Ce « portrait » aborde donc de nombreux pans de la musique de Telemann. Il y manque toutefois l’un des plus célèbres : celui de la musique « orchestrale », de ces Ouvertures suivies de danses réunies en suites, si abondamment illustrées au disque (on se reportera en particulier aux deux enregistrement de l’Akademie für Alte Musik Berlin, et à ceux, moins célèbres, de l’ensemble russe Pratum Integrum). Il manque également au panorama la musique vocale profane : Telemann a composés des opéras, des airs destinés à être insérés dans les opéras d’autres compositeurs, alors qu’il était directeur de l’opéra de Hambourg, et aussi des cantates profanes. Enfin, une part assez réduite est dévolue au violon et à la flûte traversière, alors même que ces instruments ont reçu, de la part de Telemann, un traitement privilégié.
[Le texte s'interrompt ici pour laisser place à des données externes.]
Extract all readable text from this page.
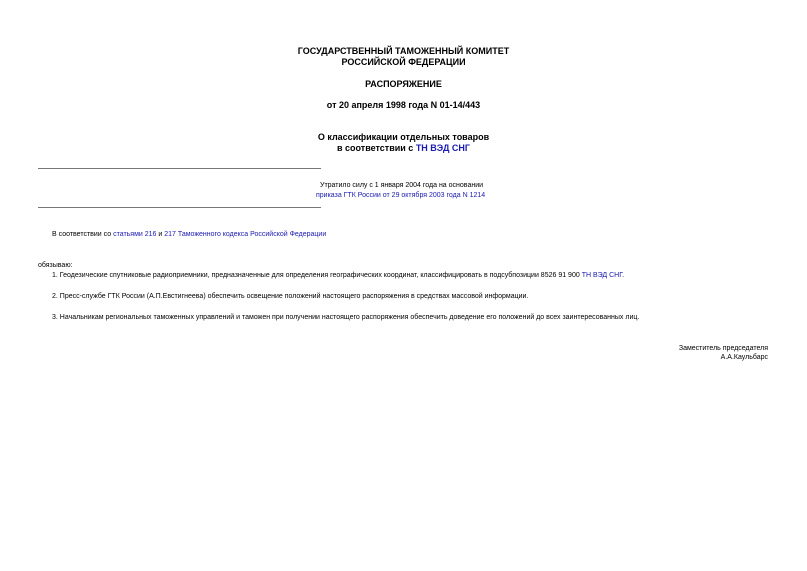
ГОСУДАРСТВЕННЫЙ ТАМОЖЕННЫЙ КОМИТЕТ
РОССИЙСКОЙ ФЕДЕРАЦИИ
РАСПОРЯЖЕНИЕ
от 20 апреля 1998 года N 01-14/443
О классификации отдельных товаров
в соответствии с ТН ВЭД СНГ
Утратило силу с 1 января 2004 года на основании
приказа ГТК России от 29 октября 2003 года N 1214
В соответствии со статьями 216 и 217 Таможенного кодекса Российской Федерации
обязываю:
1. Геодезические спутниковые радиоприемники, предназначенные для определения географических координат, классифицировать в подсубпозиции 8526 91 900 ТН ВЭД СНГ.
2. Пресс-службе ГТК России (А.П.Евстигнеева) обеспечить освещение положений настоящего распоряжения в средствах массовой информации.
3. Начальникам региональных таможенных управлений и таможен при получении настоящего распоряжения обеспечить доведение его положений до всех заинтересованных лиц.
Заместитель председателя
А.А.Каульбарс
En somme, il s’agit sans doute là d’un coffret qui n’est pas idéal pour une première découverte de Telemann, en ce qu’une telle première devrait probablement s’appuyer sur des interprétations moins sages ; on ne peut se contenter de ce seul coffret pour aborder Telemann, comme on aurait pu le faire, par exemple, de l’excellent coffret Lekeu chez le même éditeur ; en revanche, il intéressera fort ceux qui aiment déjà Telemann, qui y découvriront des enregistrements pour une bonne partie introuvables, qui viendront enrichir une discographie destinée, on l’espère, à s’enrichir encore.

INFORMATIONS

Telemann, Portrait

Ricercar Consort, La Pastorella, Ensemble Eolus, Lingua Franca, Syntagma Amici, Les Agrémens, Chœur de chambre de Namur

8 CD, 9h57, Ricercar, 2017.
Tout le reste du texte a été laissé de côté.